Submitted by on 21. Oktober 2011 – 14:15No Comment | 467 views

Marc de Froissard de Broissia ist seit vielen Jahren auf die Ausbildung iberischer Pferde, Lipizzaner und Friesen spezialisiert und gilt als Wegbereiter der Barockpferdeszene in Deutschland. Die Ausbildungsmethode des französischen Reitmeisters ist heute mehr als anerkannt, die Ergebnisse seiner Arbeit unumstritten. Seine Ausbildungsmethoden richten sich nach den Lehren der klassischen alten Reitmeister, wie – um nur einige zu nennen – Francois Baucher, Francois Robichon de la Guérinière und Gustav Steinbrecht. Er ist Autor des Buches „Iberiens Reitweisen“ und faszinierte mit seinem Lusitanohengst Guapo bei zahlreichen Show- und Messeauftritten das Publikum. CAROLA LENSKI

Geboren wurde Marc de Froissard de Broissia, im französischen Marigna sur Valouse. Seine Liebe galt bereits als Kind den Pferden. Den Kinderreitstiefeln entwachsen, wählte er den Beruf des Ecuyers, eines französischen Reitmeisters. Damit trat er in die Fußstapfen seines adligen, aus Burgund stammenden, Vorfahr Antoine de Froissard, dessen Name zum ersten Mal im Jahr 1279 Erwähnung fand. Der Name der DE FROISSARD’S – DE BROISSIA’S ist eng mit reiterlicher und militärischer Tradition verbunden.

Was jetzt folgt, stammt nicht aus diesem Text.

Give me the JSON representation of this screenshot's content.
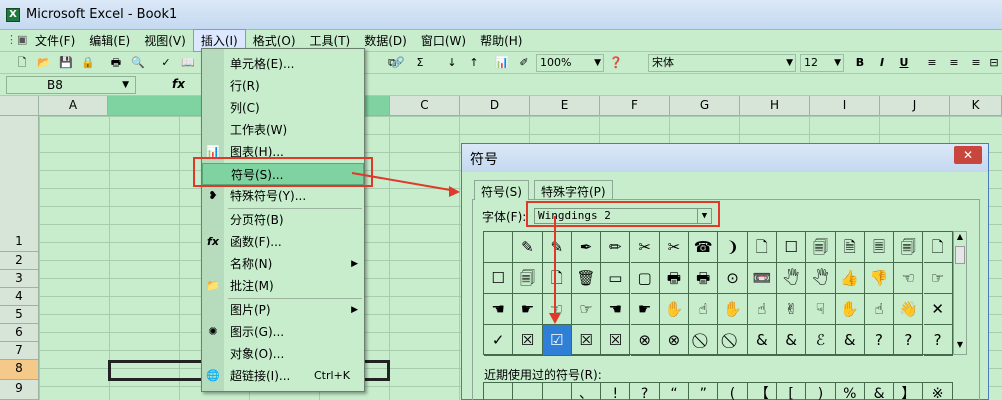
{
  "window": {
    "title": "Microsoft Excel - Book1"
  },
  "menubar": [
    "文件(F)",
    "编辑(E)",
    "视图(V)",
    "插入(I)",
    "格式(O)",
    "工具(T)",
    "数据(D)",
    "窗口(W)",
    "帮助(H)"
  ],
  "toolbar": {
    "zoom": "100%",
    "font": "宋体",
    "size": "12",
    "bold": "B",
    "italic": "I",
    "underline": "U"
  },
  "formula_bar": {
    "cell_ref": "B8",
    "fx": "fx"
  },
  "columns": [
    "A",
    "B",
    "C",
    "D",
    "E",
    "F",
    "G",
    "H",
    "I",
    "J",
    "K"
  ],
  "rows": [
    "1",
    "2",
    "3",
    "4",
    "5",
    "6",
    "7",
    "8",
    "9"
  ],
  "insert_menu": {
    "items": [
      {
        "label": "单元格(E)...",
        "icon": ""
      },
      {
        "label": "行(R)",
        "icon": ""
      },
      {
        "label": "列(C)",
        "icon": ""
      },
      {
        "label": "工作表(W)",
        "icon": ""
      },
      {
        "label": "图表(H)...",
        "icon": "chart-icon"
      },
      {
        "label": "符号(S)...",
        "icon": ""
      },
      {
        "label": "特殊符号(Y)...",
        "icon": "bullet-icon"
      },
      {
        "label": "分页符(B)",
        "icon": ""
      },
      {
        "label": "函数(F)...",
        "icon": "fx-icon"
      },
      {
        "label": "名称(N)",
        "icon": ""
      },
      {
        "label": "批注(M)",
        "icon": "comment-icon"
      },
      {
        "label": "图片(P)",
        "icon": ""
      },
      {
        "label": "图示(G)...",
        "icon": "diagram-icon"
      },
      {
        "label": "对象(O)...",
        "icon": ""
      },
      {
        "label": "超链接(I)...",
        "icon": "hyperlink-icon",
        "shortcut": "Ctrl+K"
      }
    ]
  },
  "symbol_dialog": {
    "title": "符号",
    "close": "✕",
    "tabs": [
      "符号(S)",
      "特殊字符(P)"
    ],
    "font_label": "字体(F):",
    "font_value": "Wingdings 2",
    "recent_label": "近期使用过的符号(R):",
    "symbols": [
      [
        "",
        "✎",
        "✎",
        "✒",
        "✏",
        "✂",
        "✂",
        "☎",
        "❩",
        "🗋",
        "☐",
        "🗐",
        "🗎",
        "🗏",
        "🗐",
        "🗋"
      ],
      [
        "☐",
        "🗐",
        "🗋",
        "🗑",
        "▭",
        "▢",
        "🖶",
        "🖶",
        "⊙",
        "📼",
        "🖑",
        "🖑",
        "👍",
        "👎",
        "☜",
        "☞"
      ],
      [
        "☚",
        "☛",
        "☜",
        "☞",
        "☚",
        "☛",
        "✋",
        "☝",
        "✋",
        "☝",
        "✌",
        "☟",
        "✋",
        "☝",
        "👋",
        "✕"
      ],
      [
        "✓",
        "☒",
        "☑",
        "☒",
        "☒",
        "⊗",
        "⊗",
        "⃠",
        "⃠",
        "&",
        "&",
        "ℰ",
        "&",
        "?",
        "?",
        "?"
      ]
    ],
    "recent": [
      "",
      "",
      "",
      "、",
      "!",
      "?",
      "“",
      "”",
      "(",
      "【",
      "[",
      ")",
      "%",
      "&",
      "】",
      "※"
    ]
  }
}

Als Seigneur de Belpaur und Ecuyer hatte Antoine de Froissard sich hohe reiterliche Ehren erworben. Marc de Broissia führt diese, seit Jahrhunderten bestehende Familientradition bis heute fort. Bereits mit einundzwanzig Jahren war Marc de Broissia diplomierter und damals jüngster Reitlehrer Frankreichs. Den begeisterten Springreiter zog es Anfang der 70er Jahre nach Deutschland, wo in der Nähe von Worms in einem Trakehnergestüt tätig war. Er entdeckte seine Liebe zur Dressurreiterei. Im Reitinstitut von Egon von Neindorff absolvierte er schließlich seine nächste reiterliche Ausbildung. Dort begegnete er auch zum ersten Mal Lipizzanern und iberischen Pferden und erlag deren Faszination. Imposanz, Charme, Talent und die Sensibilität der Pferde beeindruckten ihn tief.

Dies sollte für seinen weiteren beruflichen Lebensweg von entscheidender Wichtigkeit sein. Die iberischen Pferde sollten ihn nicht zur Ruhe kommen lassen. Er verfeinerte seine Reitkunst in Portugal auf dem legendären Staatsgestüt Altér Real und in Spanien. Namhafte Reitmeister und Stierkämpfer, wie José Athayde und Manuel Jorge de Oliveira sowie Rafael Jurado Castillo (Doma Vaquera) zählten zu seinen Ausbildern. Seit insgesamt sechsunddreißig Jahren lebt Marc de Broissia nun in Deutschland. Vor etwa drei Jahren hat er sich in Aldersbach, in der Nähe von Passau, niedergelassen, wo er sich der Ausbildung spanischer Pferde und Lusitanos widmet. Europaweit lehrt er die Reitkunst der Alta Escuela, die Hohe Schule der Reitkunst. Die Reiterei sieht er als Passion und seinen Beruf als Ecuyer als eine Lebensaufgabe. Für ihn bedeutet die Reiterei auch harte Arbeit an sich selbst.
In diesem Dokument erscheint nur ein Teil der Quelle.